Sport : Heftige Umarmung

Jubelfeiern und Ausschreitungen in Barcelona

Julia Macher[Barcelona]

Zu „Königen der Welt“ hatte die Sportzeitung „El Mundo deportivo“ den FC Barcelona ausgerufen. Und die Mittelmeermetropole bereitete den Siegern der Champions League, die im Finale mit 2:1 gegen Arsenal London triumphiert hatten und so dem Verein den zweiten Europapokal seiner 107-jährigen Geschichte bescherten, einen Empfang, wie er majestätischer nicht hätte sein können. In Schnellbooten, umhüllt von blauroten Nebelschwaden, legte die Mannschaft von Frank Rijkaards Elf am frühen Donnerstagabend am Hafen in Barcelona an und startete dann ihren fünfstündigen Triumphzug.

Durch die Stadt ging es auf einem achtzehn Meter langen Truck, aus dessen Musikanlage unentwegt brasilianische Rhythmen und die Hymne von Barça dröhnten. Ganz vorne sambatrommelnd der stets lächelnde Ronaldinho, die Torschützen Samuel Eto’o und Juliano Belletti, der mit seinem Siegestreffer wohl das Tor seines Lebens geschossen hatte. Es war ein kleiner Trost für den Brasilianer, der nicht in den WM-Kader seines Landes berufen wurde.
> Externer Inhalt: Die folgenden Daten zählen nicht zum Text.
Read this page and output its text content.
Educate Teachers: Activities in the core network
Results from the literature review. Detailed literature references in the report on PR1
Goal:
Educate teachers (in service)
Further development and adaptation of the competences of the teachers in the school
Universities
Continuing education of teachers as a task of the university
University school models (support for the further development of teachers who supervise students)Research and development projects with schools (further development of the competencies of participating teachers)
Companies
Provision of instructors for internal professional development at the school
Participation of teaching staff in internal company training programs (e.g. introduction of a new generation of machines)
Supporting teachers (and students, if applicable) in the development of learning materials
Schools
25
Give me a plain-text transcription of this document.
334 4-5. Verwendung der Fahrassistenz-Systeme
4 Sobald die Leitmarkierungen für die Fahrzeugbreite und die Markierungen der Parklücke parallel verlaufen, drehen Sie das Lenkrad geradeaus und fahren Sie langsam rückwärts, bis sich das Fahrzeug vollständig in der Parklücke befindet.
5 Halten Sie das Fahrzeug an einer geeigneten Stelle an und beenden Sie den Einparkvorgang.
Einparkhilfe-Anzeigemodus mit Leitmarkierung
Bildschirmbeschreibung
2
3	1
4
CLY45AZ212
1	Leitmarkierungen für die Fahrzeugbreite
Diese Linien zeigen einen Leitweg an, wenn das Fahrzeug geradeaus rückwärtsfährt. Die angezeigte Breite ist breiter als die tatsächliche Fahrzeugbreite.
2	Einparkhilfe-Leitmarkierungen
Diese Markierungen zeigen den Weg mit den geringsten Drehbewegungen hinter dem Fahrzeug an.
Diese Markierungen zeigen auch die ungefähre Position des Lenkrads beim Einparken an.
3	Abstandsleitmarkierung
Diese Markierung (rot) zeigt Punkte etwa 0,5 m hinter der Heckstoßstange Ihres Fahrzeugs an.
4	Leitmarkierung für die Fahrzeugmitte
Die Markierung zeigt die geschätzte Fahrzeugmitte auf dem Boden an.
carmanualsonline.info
Ursprünglich sollte die Mannschaft gar per Helikopter vom 15 Kilometer weit entfernten Flughafen eingeflogen werden – doch das schien dann selbst der sonst nie um große Gesten verlegenen Klubleitung zu größenwahnsinnig. Das ungewöhnliche Eintreffen der Fußballer per Boot war nicht allein dem gewünschten großen Auftritt geschuldet, sondern hatte auch Sicherheitsgründe. Am Vorabend, als 125 000 Menschen auf den Ramblas spontan den Sieg im Finale feierten, war es in der Altstadt zu Krawallen gekommen. Dabei wurden 107 Menschen leicht verletzt und mehrere Geschäfte geplündert. Dass nicht mehr passierte, darf angesichts der dichten Bebauung der Stadt als kleines Wunder gelten.

Bei der Jubelfeier am Donnerstagabend aber sollte nichts die Stimmung trüben. Und in der Tat war es ein Fest, wie es die Mittelmeermetropole bisher selten erlebt hat: Mehr als eine Millionen begeisterte Menschen, vom Greis bis zum Kleinkind, die einander weinend und lachend um den Hals fielen, sich die Kehlen heiser schrien, als sich der Truck mit den wild tanzenden Fußballkönigen zum großen Fest im Camp Nou näherte. Einem jubelten sie besonders zu: Henrik Larsson, der nach dieser Saison ins heimische Helsingborg zurückkehrt und bei seinem letzten Spiel für die Blauroten die Vorlagen für beide Treffer geliefert hatte. Dem Schweden standen Tränen in den Augen.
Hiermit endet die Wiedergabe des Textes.